Altos, calvos, flacos, corpulentos, con bigote o espejuelos… Cada quien guarda su propia descripción de la figura paterna que hizo posible el milagro de su existencia. Un hijo no puede elegir un padre. Llegas al mundo desnudo y ahí está él. Nadie puede cambiar que en tus venas fluya su sangre con la misma fuerza del lazo materno.
Mucho se podría debatir sobre el nexo biológico o el acto formal de recibir su apellido, pero no voy a centrarme en los padres calendario, que aparecen de fecha en fecha para pagar la manutención; mucho menos en los evasivos, que con tal de librarse de obligaciones afirman que ese retoño no es suyo, aunque luego el niño tenga sus mismas orejas y se cumpla al pie de la letra el refrán popular “hijo negado sale pintado”.
Voy a referirme al padre presente, aquel que ejerce una paternidad responsable dentro del hogar, y se convierte en sostén espiritual para sus primogénitos. Más aún, voy a reconocer a los cubanos, esos que han dejado atrás siglos de patriarcado y saben que asumir roles los engrandece.
Para suerte de nuestra sociedad, a muchos les viene como anillo al dedo el estribillo “¡qué maravilla es ese papá!”. Ya no solo por saber lavar, planchar y cocinar, sino también por hacerle el moño derecho a la niña y hasta elaborar el mejor puré.
En ellos encarnan la fuerza, la complicidad y la confianza. Siempre se fotografía el rostro de la madre recién salida del salón de parto, pero habría que enfocarse así mismo en ese padre que acompañó el embarazo, que sufre los dolores de la espera, hasta que un cuerpo diminuto se asoma a su encuentro y el amor rompe límites preestablecidos.
Cuando se habla de sensibilidad, se alude por lo general a las madres, pero de los papás hay que escribir no pocas historias. “Vamos Manolo, que la niña no te vea así”, le dijeron, por ejemplo, a aquel hombre llorando a moco tendido en la puerta de la escuela, mientras su pequeña iba toda alborotada a vivir su primer día de clases.
Habría que colocar una medalla de besos diariamente en el pecho de esos seres que, tras salir del trabajo, pasar por las discusiones con los carretilleros, sortear los laberintos del transporte y otras tantas odiseas, llegan a casa y cumplen el deseo de jugar a las escondidas, empinar papalotes o exprimirse el intelecto para buscar el modo más efectivo de repasar Matemática.
Por eso no es de extrañar que para algunos aquello de convertirse en suegros y compartir el cariño de su princesa sea al inicio un proceso complejo. Sobre todo si el nuevo gallito del gallinero se sienta en su sillón preferido y le dice: “Puro, usted sabe que le descargo de verdad a su hija”.

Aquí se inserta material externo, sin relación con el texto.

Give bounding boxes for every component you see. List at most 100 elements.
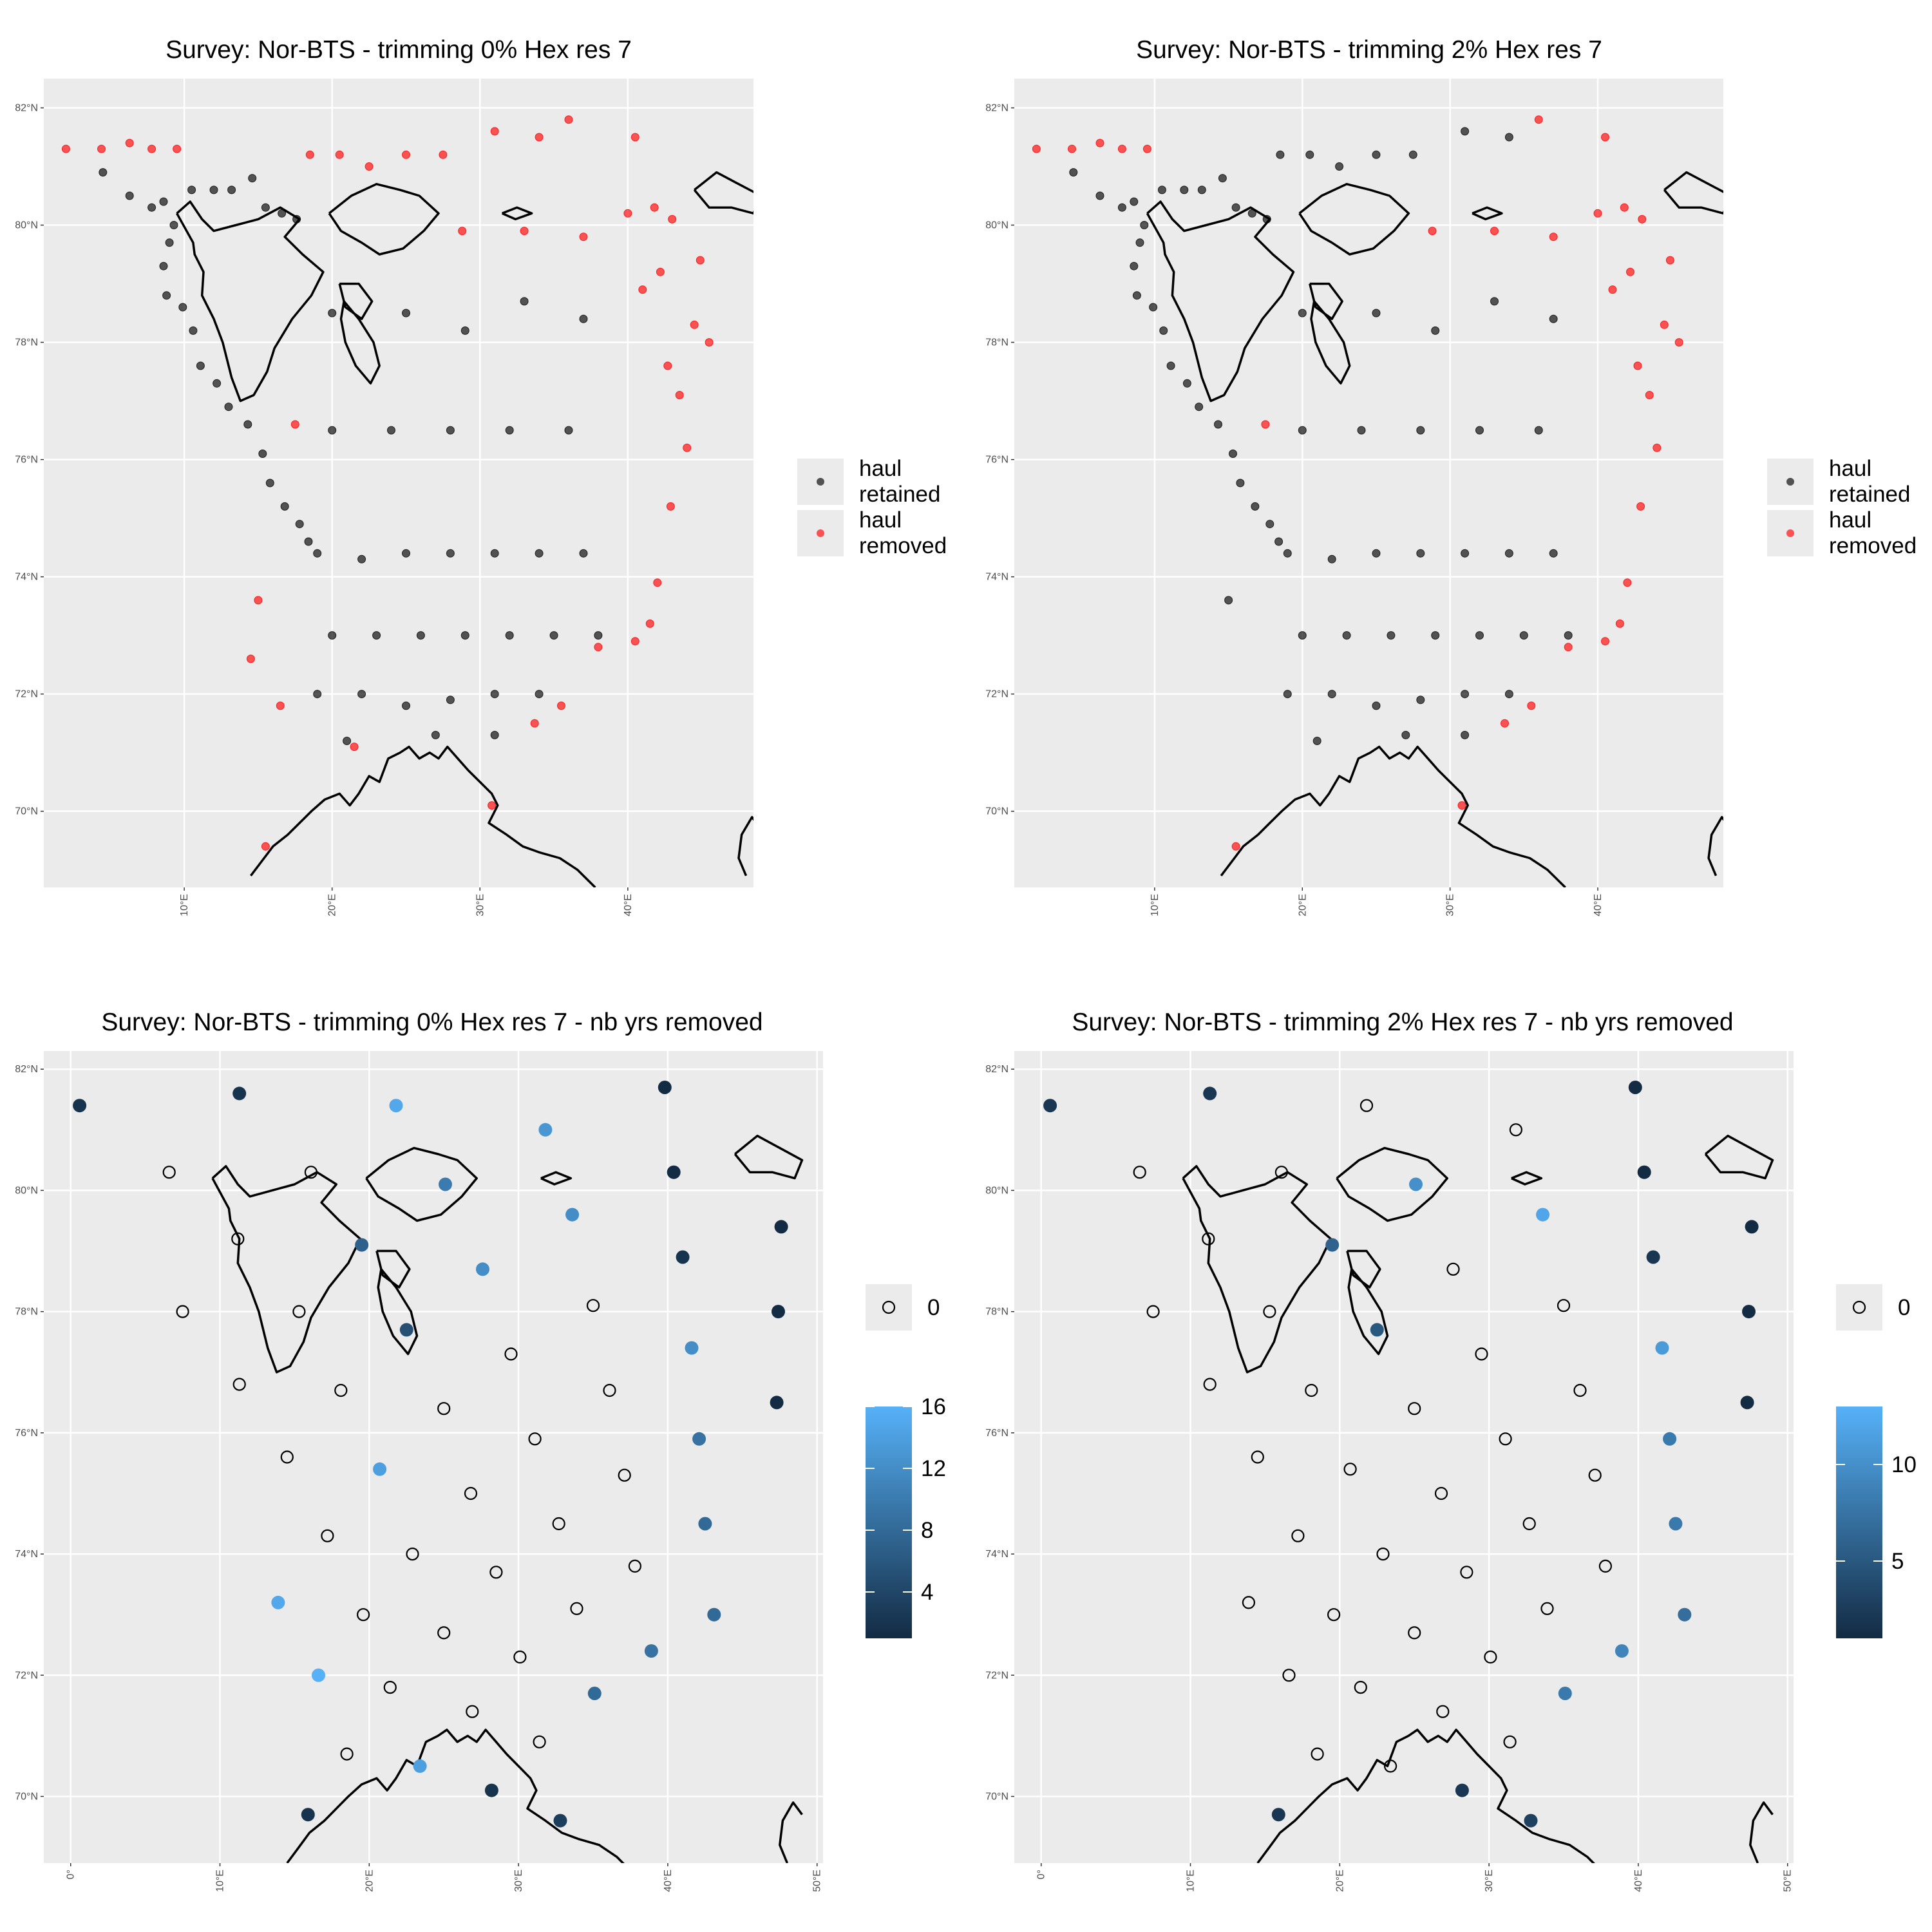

Un epígrafe aparte sería preciso para encumbrar, además, a los abuelos, padres por segunda vez, con la paciencia programada para consentir a los nietos. ¡Qué privilegio crecer bajo sus historias, sus canciones y abrazos! Eso sí, ni intente entender por qué a usted jamás lo dejó subir los pies en los muebles y ahora a sus hijos les presta hasta la plancha postiza para jugar a las casitas.
Y todavía, luego de ver a un “papá modelo”, las personas se atreven a decir que cualquiera puede ocupar su lugar. Habría que verlos rompiendo paradigmas en nombre del amor, ganando el respeto con ternura, desvelados en las noches más difíciles, donde es preciso ser refugio.
Algunos me han comentado con cierta molestia que el Día de las Madres se anuncia cada tres minutos en la pequeña pantalla, y se comercializan postales con diseños muy atractivos, mientras que el tercer domingo de junio por poco pasa desapercibido. Yo, que tengo el mejor papá del mundo y he visto cómo brillan los ojos de mi esposo junto a nuestro pequeño, les digo a todos que no basta una jornada, que todos los días deberían tener algún instante donde los abrazos apretados y la gratitud sean para los Padres.